ARTICLE II - Duration
The period of duration of the Association is perpetual.

ARTICLE III - Purposes
This Association is a public benefit corporation, and is organized to promote, support, and assist alumni activities of former citizens of Father Flanagan's Boys Town, and Boys Town USA, and to promote the general welfare of Father Flanagan's Boys Town, and Boys Town USA. The corporation will operate exclusively as a not-for-profit corporation within the meaning of Section 501 of the Internal Revenue Code of 1986 (or the corresponding provision of any future United States Internal Revenue law) specifically as an Association operating under a Lodge System as provided in Section 501(c)(l0) of the Code.

ARTICLE IV - Powers
The Association shall have and exercise all powers and rights conferred upon corporations by the Nebraska Nonprofit Corporation Act and any enlargements of such powers and rights conferred by subsequent legislative acts or acts of the voters of the State of Nebraska; the Association shall have and exercise all powers and rights, not otherwise denied nonprofit corporations by the laws of the State of Nebraska or by these Articles of Incorporation, as are necessary, suitable, proper, convenient, or expedient to the attainment of the purposes set forth in Article III. The Association shall not have or exercise any powers or rights which conflict with the purposes set forth in Article III.

ARTICLE V - Prohibited Transactions
No part of the net earnings of the Association shall inure to the benefit of, or be distributable to, its members, directors, officers, or other private persons, except that the Association shall be authorized and empowered to pay reasonable compensation for services rendered, and to make payments and distributions in furtherance of the purposes set forth in Article III hereof. No substantial part of the activities of the Association shall be the carrying on of propaganda or otherwise attempting to influence legislation, and the Association shall not participate in or intervene in (including the publishing or distribution of statements) any political campaign on behalf of any candidate for public office. Notwithstanding any other provision of these Articles of Incorporation, the Association shall not carry on any other activities not permitted to be carried on by a corporation exempt from federal income tax under Section 50l(c)(10) of the Internal Revenue Code of 1986 (or the corresponding provision of any future United States Internal Revenue law).

ARTICLE VI - Members
The Association may have one or more classes of members. The designation of the class or classes, the manner of election or appointment, and the qualifications and rights of the members shall be as set forth in the Bylaws of the Association.
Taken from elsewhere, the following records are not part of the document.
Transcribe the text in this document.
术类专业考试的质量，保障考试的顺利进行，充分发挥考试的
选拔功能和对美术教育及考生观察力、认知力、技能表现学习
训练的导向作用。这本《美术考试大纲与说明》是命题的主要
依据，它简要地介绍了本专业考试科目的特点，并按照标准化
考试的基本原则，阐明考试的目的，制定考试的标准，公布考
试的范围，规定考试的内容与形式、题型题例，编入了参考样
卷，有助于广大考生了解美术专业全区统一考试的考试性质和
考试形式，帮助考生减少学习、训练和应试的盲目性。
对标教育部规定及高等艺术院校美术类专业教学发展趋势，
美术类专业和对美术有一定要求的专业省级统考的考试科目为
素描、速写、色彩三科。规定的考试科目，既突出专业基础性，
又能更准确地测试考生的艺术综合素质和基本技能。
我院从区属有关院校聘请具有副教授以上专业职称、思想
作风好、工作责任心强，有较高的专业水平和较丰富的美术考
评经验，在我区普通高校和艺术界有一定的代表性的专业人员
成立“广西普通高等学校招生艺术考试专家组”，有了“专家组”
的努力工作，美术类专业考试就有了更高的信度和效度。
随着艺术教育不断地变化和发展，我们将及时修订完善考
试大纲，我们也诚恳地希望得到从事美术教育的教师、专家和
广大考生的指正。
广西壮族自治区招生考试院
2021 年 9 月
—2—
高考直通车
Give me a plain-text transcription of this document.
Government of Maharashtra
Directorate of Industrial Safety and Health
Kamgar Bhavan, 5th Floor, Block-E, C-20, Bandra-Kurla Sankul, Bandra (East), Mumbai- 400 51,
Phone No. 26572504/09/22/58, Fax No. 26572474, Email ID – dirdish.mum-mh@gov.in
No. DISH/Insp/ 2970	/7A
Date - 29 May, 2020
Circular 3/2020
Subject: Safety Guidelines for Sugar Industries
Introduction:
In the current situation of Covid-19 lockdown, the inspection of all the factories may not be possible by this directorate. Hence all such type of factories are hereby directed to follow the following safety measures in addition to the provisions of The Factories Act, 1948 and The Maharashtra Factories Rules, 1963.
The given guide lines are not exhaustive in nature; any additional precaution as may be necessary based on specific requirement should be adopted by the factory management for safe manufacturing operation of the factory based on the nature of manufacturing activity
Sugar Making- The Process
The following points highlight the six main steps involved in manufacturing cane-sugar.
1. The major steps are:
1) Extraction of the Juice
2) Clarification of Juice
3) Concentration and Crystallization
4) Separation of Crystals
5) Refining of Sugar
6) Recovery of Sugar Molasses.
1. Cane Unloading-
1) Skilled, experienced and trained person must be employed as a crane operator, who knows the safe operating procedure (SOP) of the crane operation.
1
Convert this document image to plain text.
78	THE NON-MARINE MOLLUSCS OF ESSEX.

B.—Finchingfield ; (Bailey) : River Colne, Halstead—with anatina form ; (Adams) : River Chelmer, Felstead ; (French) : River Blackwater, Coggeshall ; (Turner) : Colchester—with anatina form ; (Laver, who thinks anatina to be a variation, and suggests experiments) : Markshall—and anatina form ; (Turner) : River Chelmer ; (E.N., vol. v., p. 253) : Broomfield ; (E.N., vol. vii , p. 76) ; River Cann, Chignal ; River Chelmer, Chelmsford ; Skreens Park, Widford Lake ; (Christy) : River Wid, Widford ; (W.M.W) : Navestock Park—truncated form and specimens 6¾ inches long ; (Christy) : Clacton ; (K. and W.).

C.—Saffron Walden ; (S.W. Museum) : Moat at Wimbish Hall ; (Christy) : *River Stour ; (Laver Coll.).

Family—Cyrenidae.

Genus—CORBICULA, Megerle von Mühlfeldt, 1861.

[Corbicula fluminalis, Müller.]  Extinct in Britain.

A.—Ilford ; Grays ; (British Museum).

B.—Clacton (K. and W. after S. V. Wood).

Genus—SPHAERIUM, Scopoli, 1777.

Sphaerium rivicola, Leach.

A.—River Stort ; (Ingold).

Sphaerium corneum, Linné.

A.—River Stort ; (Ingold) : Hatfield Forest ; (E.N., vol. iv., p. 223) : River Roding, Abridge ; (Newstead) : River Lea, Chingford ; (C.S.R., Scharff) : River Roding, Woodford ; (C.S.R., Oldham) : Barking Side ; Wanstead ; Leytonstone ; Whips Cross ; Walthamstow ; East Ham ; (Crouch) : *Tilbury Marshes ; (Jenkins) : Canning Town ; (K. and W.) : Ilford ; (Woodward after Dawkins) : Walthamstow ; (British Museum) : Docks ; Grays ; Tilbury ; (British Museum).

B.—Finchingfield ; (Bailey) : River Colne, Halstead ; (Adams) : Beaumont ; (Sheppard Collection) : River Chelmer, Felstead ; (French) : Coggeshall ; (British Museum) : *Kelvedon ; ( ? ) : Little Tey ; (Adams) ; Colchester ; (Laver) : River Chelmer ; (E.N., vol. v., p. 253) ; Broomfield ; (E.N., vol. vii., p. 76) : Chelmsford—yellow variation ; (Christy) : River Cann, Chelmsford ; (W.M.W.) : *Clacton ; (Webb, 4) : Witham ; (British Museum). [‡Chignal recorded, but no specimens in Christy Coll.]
ARTICLE VII - Disposition of Assets Upon Dissolution
Upon the dissolution of the Association, the Board of Directors shall, after paying or making provision for the payment of all of the liabilities of the Association, dispose of all of the assets of the Association exclusively for charitable, educational, religious, or scientific purposes as shall at the time qualify as an exempt organization or organizations under Section 501(c)(3) of the Internal Revenue Code of 1986 (or the corresponding provision of any future United States Internal Revenue law) as the Board of Directors shall determine.

ARTICLE VIII - Indemnification of Officers, Directors, Employees and Agents
The Association shall indemnify and hold harmless any person who was or is a party or is threatened to be made a party to any threatened, pending, or completed action, suit, or proceeding, whether civil, criminal, administrative, or investigative, other than an action by or in the right of the Association by reason of the fact that such person is or was a director, officer, employee, or agent of the Association, or is or was serving at the request of the corporation as a director, officer, employee, or agent of another corporation, partnership, joint venture, trust, or other enterprise, against expenses, including attorney's fees, judgments, fines, and amounts paid in settlement actually and reasonably incurred by such person in connection with such action,  suit, or proceeding if such person acted in good faith and in a manner he or she reasonably believed to be in or not opposed to the best interests of the Association, and, with respect to any criminal action or proceeding, had no reasonable cause to believe his or her conduct was unlawful. The termination of any action, suit or proceeding by judgment, order, settlement, conviction, or upon a plea of nolo contendere or its equivalent shall not, of itself, create a presumption that the person did not act in good faith and in a manner which he or she reasonably believed to be in or not opposed to the best interests of the Association, and with respect to any criminal action or proceeding, had reasonable cause to believe that his or her conduct was unlawful.

ARTICLE IX - Registered Office and Registered Agent
The mailing address of the registered office of the Association is P. O. Box 2, Boys Town, Nebraska, 68010, and the name of its registered agent at such address is Tony Jones.